Kumis Kucing (Orthosiphon aristatus BI.Miq) Tanaman kumis kucing telah dikenal secara luas oleh masyarakat, dikarenakan kemampuannya yang dapat memberikan beberapa manfaat seperti peluruh air seni. Menurut Awale et al. (2003) tanaman kumis kucing mempunyai khasiat untuk penyakit yang berkaitan dengan saluran urin, hipertensi, reumatik, diabetes mellitus, peradangan, dan kelainan menstruasi. Indariani (2011) menyebutkan bahwa daun kumis kucing mempunyai kandungan senyawa fitokimia berupa alkaloid, flavonoid, tanin, saponin, triterpenoid, dan hidroquinon. Adapun senyawa penciri daun kumis kucing yang berperan sebagai komponen antihiperglikemik adalah sinensetin. Sinensetin merupakan kelompok flavonoid. Ekstrak air kumis kucing yang digunakan dalam formulasi minuman fungsional ini mengandung senyawa sinensetin sebesar 23.54 mg/L. Menurut Sriplang et al. (2007), ekstrak air dari kumis kucing yang memiliki komponen fenol dan flavonoid memiliki pengaruh siginifikan dalam menurunkan kadar glukosa plasma darah dan meningkatkan HDL plasma pada pemberian ekstrak 0.5 g/kg selama 14 hari dan 1.0 g/kg berat tikus pada OGTT mendekati glibenklamid 5 mg/kg berat badan tikus. Sriplang et al. (2007) juga menyatakan bahwa pemberian ekstrak sebanyak 100 ug/ml secara in situ pada pankreas berpotensi dalam menginduksi sekresi insulin. Tanaman kumis kucing juga mempunyai kemampuan sebagai antioksidan. Kapasitas antioksidan dari daun kumis kucing adalah 90.1 % dengan DPPH dan 77.72% dengan sistem beta karoten (Khamsah et al. 2006). Menurut Khamsah et al. (2006), kemampuan kumis kucing dalam menangkap radikal bebas tidak hanya disebabkan oleh komponen fenol (9.71 mg/g bobot kering), tetapi juga oleh komponen terpenoid lainnya. Selain itu, kumis kucing juga mengandung garam kalium dan kalsium, inositol, saponin, dan minyak atsiri.
Jeruk nipis (Citrus aurantifolia Swingle) Jeruk nipis (Citrus aurantifolia Swingle) termasuk ke dalam famili Rutaceae. Pemanfaatan buah ini kebanyakan ditujukan dengan memanfaatkan kandungan asamnya yang tinggi, yaitu digunakan sebagai penghilang aroma tidak sedap seperti pada proses pencucian alat-alat dapur. Jeruk nipis memiliki karakteristik citarasa yang lembut, berair, dan sangat asam dengan aroma yang tajam.

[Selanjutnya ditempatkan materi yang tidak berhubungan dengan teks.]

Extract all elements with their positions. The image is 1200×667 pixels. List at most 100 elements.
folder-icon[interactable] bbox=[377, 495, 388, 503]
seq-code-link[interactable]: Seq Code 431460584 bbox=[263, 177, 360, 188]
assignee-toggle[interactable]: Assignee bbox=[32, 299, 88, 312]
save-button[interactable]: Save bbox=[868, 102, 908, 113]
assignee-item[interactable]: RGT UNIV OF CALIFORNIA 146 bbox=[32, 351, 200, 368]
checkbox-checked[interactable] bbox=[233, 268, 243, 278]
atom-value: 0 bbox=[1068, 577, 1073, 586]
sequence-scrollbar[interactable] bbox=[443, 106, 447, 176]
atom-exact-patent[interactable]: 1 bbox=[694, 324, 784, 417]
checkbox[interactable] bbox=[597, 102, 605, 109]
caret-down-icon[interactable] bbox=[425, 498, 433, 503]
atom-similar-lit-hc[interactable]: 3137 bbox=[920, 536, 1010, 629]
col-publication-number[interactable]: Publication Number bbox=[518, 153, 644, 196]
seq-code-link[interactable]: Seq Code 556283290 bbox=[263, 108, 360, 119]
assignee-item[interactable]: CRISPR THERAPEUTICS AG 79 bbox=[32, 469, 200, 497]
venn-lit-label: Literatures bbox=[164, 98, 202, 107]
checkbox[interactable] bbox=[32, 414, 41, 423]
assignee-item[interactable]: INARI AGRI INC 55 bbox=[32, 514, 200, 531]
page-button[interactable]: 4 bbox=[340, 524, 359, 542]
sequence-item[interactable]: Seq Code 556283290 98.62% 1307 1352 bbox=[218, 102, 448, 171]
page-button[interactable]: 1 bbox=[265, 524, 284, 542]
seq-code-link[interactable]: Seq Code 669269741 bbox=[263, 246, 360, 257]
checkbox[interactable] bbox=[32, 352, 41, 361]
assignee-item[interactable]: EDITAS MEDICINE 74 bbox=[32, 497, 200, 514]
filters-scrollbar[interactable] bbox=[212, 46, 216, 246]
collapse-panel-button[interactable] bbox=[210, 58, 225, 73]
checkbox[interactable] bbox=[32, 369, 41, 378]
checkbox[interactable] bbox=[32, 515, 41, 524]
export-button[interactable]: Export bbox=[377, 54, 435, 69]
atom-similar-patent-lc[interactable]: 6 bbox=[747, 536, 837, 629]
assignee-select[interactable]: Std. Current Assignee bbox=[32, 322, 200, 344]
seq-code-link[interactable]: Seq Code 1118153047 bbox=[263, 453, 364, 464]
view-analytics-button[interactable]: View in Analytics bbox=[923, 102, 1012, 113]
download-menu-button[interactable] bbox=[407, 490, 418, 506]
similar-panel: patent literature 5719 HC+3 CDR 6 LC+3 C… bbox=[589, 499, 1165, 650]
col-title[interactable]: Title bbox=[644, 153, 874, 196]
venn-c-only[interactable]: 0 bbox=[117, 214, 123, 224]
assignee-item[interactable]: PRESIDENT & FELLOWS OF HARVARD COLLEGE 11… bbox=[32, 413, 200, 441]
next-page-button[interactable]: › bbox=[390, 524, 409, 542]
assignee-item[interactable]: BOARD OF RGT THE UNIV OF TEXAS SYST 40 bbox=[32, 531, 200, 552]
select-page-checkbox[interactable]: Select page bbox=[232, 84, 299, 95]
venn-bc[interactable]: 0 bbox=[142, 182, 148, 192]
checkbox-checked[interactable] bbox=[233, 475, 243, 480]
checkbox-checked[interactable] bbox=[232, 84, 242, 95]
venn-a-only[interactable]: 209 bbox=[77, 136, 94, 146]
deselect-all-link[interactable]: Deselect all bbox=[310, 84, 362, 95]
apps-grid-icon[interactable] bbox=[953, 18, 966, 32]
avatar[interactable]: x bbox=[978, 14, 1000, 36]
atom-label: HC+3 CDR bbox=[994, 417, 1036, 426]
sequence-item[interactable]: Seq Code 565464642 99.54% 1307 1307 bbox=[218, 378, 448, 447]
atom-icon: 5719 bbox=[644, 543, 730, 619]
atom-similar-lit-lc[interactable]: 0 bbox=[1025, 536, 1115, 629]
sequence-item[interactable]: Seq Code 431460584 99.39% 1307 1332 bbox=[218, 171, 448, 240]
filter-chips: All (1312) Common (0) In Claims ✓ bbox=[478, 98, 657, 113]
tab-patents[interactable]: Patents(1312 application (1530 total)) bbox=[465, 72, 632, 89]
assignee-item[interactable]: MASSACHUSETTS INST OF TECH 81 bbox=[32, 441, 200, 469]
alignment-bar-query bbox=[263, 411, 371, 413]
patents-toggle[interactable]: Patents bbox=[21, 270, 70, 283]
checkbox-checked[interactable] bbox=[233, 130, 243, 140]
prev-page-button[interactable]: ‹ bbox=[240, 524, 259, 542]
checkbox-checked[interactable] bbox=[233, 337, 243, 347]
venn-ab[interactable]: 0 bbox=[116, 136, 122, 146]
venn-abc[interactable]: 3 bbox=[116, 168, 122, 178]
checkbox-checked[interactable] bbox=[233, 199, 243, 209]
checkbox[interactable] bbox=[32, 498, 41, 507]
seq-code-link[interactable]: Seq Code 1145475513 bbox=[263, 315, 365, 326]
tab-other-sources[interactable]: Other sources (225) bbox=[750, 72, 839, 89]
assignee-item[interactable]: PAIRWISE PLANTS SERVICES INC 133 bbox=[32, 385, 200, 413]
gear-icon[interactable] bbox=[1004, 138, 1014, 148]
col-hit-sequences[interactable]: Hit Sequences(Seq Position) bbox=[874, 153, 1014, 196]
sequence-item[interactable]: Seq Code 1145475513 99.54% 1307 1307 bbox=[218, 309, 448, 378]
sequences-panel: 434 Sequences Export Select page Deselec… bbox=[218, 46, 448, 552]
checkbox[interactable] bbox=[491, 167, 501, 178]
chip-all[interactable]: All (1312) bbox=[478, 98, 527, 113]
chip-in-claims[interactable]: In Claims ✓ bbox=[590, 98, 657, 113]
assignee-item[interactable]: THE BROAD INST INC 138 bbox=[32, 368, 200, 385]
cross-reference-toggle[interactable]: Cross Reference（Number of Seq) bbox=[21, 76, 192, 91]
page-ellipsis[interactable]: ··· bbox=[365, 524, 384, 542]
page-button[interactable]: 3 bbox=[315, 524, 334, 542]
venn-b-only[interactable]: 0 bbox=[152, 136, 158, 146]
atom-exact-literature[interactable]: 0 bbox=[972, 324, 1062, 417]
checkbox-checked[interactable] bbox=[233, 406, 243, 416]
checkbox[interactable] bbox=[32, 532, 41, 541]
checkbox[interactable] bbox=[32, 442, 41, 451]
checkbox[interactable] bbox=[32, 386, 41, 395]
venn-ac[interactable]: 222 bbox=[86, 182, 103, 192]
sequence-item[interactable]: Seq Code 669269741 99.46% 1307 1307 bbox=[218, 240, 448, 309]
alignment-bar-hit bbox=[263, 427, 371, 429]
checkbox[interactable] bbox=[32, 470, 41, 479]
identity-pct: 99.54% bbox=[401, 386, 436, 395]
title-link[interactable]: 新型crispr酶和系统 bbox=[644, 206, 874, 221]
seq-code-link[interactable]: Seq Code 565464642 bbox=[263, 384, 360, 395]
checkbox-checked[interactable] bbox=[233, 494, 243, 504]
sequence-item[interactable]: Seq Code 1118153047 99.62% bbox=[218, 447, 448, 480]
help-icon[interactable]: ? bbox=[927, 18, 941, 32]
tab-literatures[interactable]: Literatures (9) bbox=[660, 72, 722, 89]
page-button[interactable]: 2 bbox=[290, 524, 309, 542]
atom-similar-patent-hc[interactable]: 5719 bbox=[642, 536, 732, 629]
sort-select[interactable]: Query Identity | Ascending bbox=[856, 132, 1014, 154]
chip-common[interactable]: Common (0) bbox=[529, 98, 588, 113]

Pemanfaatan jeruk nipis cukup luas antara lain sebagai bahan obat tradisional, perawatan kecantikan, penyedap makanan, dan menambah rasa segar pada minuman. Hasil penelitian yang dilakukan oleh Indariani (2011) menyebutkan bahwa jeruk nipis mempunyai kandungan senyawa fitokimia berupa tanin, flavonoid, dan steroid. Jeruk nipis mengandung senyawa-senyawa kimia yang bermanfaat, seperti asam sitrat, asam askorbat, vitamin B1 (thiamine), asam amino (triptofan,
9 lisisin), minyak atsiri 7% (yang mengandung sitral, limonene, fenkhon, terpineol, bisabolena, felandren, lemon kamfer, kadinen, geranil-asetat, linalil-asetat, aktilaldehida, nonildehida, dan terpenoid lainnya). Selain itu juga mengandung glikosida, lemak, kalsium, besi, belerang, saponin dan flavanoid (hesperetin 7rutinosida), tangeritin, naringin, eriocitrin, eriocitrocide. Menurut Ghafar et al. (2009) jeruk nipis memiliki kandungan hesperidne yang tinggi sebesar 16.67±2.57 g/100 ml jus jeruk Hesperidin merupakan salah satu komponen terbesar yang dapat bermanfaat sebagai antiinflamasi dan menghambat sintesis prostalglandin. Hesperidin dan naringin memiliki efek poliferasi sel kanker, menunda tumorigenesis, dan agen kemopreventif karsinogenesis. Selain itu hesperidin dapat menurunkan lipopolysaccharide yang dapat menginduksi hepatotoksisitas pada hati tikus. Pada penelitian lain yang dilakukan oleh Zhang et al. (2007) menyatakan bahwa hesperidin memiliki efek sitotoksik pada sel melanoma B16 pada tikus.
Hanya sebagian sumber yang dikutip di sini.